My children live an incredibly sheltered life. Nobody goes to school, we don't have a TV, we can't listen to American radio, and there are no English-lanugage movie theaters. So when it comes to American pop culture, they know nothing. Which doesn't bother me because I know only slightly more than they do and I'm okay, right?
Of course when they go off to college in the US, they are going to have some pretty funny moments when somebody realizes that instead of watching [currently popular US children's show] Kathleen was reading The Epic of Giglamesh. Parents are cruel sometimes, especially when they find their cruelty mildly amusing.
Our car is old enough to not have an iPod adapter, so we're stuck with whatever music happens to be in the six-CD changer, and the music in the CD changer is music I choose because the children have no knowledge of anything different. There are radio stations here, and Brandon listens to them, but I refuse on the grounds of taste. So for the first six months here we listened to ABBA. Theoretically I could have switched the music out but usually I realized that we only had ABBA - again - when we had been sitting at the Rashid Behbudov traffic light for fifteen minutes and another round of ABBA was better than crying/whining children.
And the kids liked ABBA too. Every now and then I would catch Kathleen singing to herself. 'So I say thank you for the music For giving it to me,' and I realized that perhaps I might need to change the music some time. But I was grateful she sang that line for me - I never could figure out what they were saying.
So in a momentous move a month ago, I changed the CDs - Johnny Cash, Johnny Cash, Children's Primary Songs, some more of the same, and of course, ABBA.
Last Friday we took Brandon to work and while sitting at the Rashid Behbudov traffic light on the way home, Kathleen asked for some music. I explained her options, 'you have primary songs, ABBA, Johnny-'
"CASH!! CASH!!!! CASH!!!!!! I want CASH!!!!!!!!" Edwin demanded from the back seat. "And you have Johnny Cash," I finished. After some debate, everyone wanted Cash except Kathleen, we put on the mellow sounds of the Man in Black.
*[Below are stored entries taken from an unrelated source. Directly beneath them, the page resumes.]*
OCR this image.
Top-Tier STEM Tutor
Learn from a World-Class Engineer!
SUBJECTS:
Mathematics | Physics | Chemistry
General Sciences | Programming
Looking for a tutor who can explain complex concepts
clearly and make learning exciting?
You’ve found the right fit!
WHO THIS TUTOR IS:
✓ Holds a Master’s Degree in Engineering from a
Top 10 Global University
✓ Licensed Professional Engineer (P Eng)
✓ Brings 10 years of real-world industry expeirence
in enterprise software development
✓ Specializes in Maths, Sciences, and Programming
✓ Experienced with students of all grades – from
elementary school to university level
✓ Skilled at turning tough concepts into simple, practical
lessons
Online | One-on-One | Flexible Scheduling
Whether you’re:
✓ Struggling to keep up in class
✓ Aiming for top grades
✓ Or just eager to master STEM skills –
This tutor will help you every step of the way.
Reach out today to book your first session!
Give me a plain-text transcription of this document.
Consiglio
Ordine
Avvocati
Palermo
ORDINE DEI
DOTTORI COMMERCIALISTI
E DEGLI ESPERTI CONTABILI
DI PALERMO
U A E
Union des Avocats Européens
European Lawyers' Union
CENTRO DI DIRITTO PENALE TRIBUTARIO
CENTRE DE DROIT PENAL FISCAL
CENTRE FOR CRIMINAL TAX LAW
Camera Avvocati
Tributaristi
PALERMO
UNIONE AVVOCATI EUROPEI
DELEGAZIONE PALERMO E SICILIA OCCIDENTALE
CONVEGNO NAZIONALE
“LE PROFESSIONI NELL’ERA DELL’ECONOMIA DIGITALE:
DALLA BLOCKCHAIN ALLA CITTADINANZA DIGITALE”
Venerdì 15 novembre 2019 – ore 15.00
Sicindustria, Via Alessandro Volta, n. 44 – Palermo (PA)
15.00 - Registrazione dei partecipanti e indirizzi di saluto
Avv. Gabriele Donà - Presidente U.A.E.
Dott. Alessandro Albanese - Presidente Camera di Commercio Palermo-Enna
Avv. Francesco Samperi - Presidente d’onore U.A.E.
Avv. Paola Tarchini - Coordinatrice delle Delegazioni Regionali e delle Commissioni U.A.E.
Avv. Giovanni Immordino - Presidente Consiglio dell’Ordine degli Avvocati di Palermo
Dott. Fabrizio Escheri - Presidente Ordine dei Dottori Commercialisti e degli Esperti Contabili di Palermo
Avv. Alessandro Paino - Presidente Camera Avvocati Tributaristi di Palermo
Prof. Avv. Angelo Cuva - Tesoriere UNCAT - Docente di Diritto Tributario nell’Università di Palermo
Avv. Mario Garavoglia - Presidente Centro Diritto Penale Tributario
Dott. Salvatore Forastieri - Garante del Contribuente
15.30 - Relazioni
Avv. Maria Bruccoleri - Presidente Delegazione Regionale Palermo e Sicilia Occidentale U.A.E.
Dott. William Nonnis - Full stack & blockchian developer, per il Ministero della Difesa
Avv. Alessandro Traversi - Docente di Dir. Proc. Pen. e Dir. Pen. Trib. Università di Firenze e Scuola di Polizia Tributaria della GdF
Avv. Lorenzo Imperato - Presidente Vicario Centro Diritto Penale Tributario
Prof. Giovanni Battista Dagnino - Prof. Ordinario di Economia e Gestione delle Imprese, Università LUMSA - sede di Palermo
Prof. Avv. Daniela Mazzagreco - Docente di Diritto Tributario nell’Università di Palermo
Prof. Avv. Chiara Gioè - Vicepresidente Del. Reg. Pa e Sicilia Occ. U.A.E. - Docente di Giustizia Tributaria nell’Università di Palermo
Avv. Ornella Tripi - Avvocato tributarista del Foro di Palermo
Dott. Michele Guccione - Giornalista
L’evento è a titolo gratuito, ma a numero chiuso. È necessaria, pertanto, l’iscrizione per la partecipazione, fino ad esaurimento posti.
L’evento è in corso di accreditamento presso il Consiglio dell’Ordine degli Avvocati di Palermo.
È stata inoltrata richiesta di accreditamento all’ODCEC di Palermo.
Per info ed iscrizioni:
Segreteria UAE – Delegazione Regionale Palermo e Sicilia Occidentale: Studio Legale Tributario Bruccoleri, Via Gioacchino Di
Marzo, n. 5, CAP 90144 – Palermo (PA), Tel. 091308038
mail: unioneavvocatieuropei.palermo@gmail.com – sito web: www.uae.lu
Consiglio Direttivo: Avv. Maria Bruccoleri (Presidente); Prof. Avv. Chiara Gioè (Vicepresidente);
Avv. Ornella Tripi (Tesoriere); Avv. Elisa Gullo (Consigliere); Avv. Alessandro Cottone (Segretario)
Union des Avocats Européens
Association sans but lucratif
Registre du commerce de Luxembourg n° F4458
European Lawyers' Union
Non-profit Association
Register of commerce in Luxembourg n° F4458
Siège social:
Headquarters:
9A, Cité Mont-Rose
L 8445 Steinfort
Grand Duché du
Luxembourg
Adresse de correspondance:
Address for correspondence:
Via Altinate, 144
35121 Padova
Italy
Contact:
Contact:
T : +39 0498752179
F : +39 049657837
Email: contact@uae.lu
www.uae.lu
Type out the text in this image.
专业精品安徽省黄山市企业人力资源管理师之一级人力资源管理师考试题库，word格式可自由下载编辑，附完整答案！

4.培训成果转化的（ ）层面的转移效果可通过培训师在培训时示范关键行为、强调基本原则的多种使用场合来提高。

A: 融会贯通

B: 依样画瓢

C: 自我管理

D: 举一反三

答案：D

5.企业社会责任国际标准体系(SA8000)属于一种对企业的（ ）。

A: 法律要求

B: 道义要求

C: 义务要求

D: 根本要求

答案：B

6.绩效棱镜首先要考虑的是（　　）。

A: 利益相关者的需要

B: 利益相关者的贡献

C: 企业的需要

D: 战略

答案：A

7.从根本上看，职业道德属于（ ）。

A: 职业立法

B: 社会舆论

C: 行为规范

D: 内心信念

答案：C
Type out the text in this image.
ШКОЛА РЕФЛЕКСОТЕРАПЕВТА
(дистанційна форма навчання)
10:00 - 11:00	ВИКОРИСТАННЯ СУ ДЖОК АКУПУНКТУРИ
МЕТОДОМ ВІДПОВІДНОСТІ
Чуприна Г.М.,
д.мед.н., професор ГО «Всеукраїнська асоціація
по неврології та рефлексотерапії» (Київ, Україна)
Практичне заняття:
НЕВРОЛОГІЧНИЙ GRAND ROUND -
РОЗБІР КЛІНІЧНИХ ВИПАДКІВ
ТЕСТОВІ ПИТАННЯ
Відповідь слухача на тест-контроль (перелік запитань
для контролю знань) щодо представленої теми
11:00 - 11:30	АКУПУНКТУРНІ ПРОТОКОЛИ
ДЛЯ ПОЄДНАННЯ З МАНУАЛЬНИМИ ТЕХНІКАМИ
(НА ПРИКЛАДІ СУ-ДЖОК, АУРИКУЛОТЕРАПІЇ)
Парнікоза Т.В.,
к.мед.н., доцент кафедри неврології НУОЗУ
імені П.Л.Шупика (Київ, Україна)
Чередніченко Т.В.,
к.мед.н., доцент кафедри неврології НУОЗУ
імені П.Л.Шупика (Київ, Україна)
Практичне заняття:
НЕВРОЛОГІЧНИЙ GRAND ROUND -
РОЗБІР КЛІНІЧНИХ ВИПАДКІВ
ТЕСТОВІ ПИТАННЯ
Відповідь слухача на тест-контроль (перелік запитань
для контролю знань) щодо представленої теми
As I piloted through morning traffic, I explained to the children, again, that porter is a job description, not a name, and how people used to ride trains and porters helped them with their baggage. I tried to explain what rhythm is, and mangled a description of what 'getting rhythm' mean. We talked about shoe shining. Then "Cry, Cry" came on. "Mom," Kathleen asked after listening to the song for awhile, "what is a sugar daddy?"
I remembered previous Johnny Cash sessions and Kathleen's questions - why is the lady going to cry, and was she bad, and why the lady is breaking hearts, and was it the same lady who was going to cry and what was running around with other men?
Were these really questions that six and four year-olds needed to be concerned with? Do I really need to discuss the reality of bad relationships yet? Maybe Johnny Cash isn't the best way to bring these questions up; after all it's not like he was exactly a shining example of good marital relations. The songs are catchy, however.
"Well," I began carefully, "it's a man who gives a woman money and the woman only pretends she likes the man so she can have money. And he's usually older," I finished lamely.
"Oh," Kathleen replied, "so the lady is bad. Okay."
I breathed a sigh of relief when the discussion moved on to what exactly a Tennessee flat-top box was, happy to move to safer ground.
Maybe Johnny Cash is going to have to get replaced with something with a little less relationship angst. Or at least someone that can't be understand quite as well.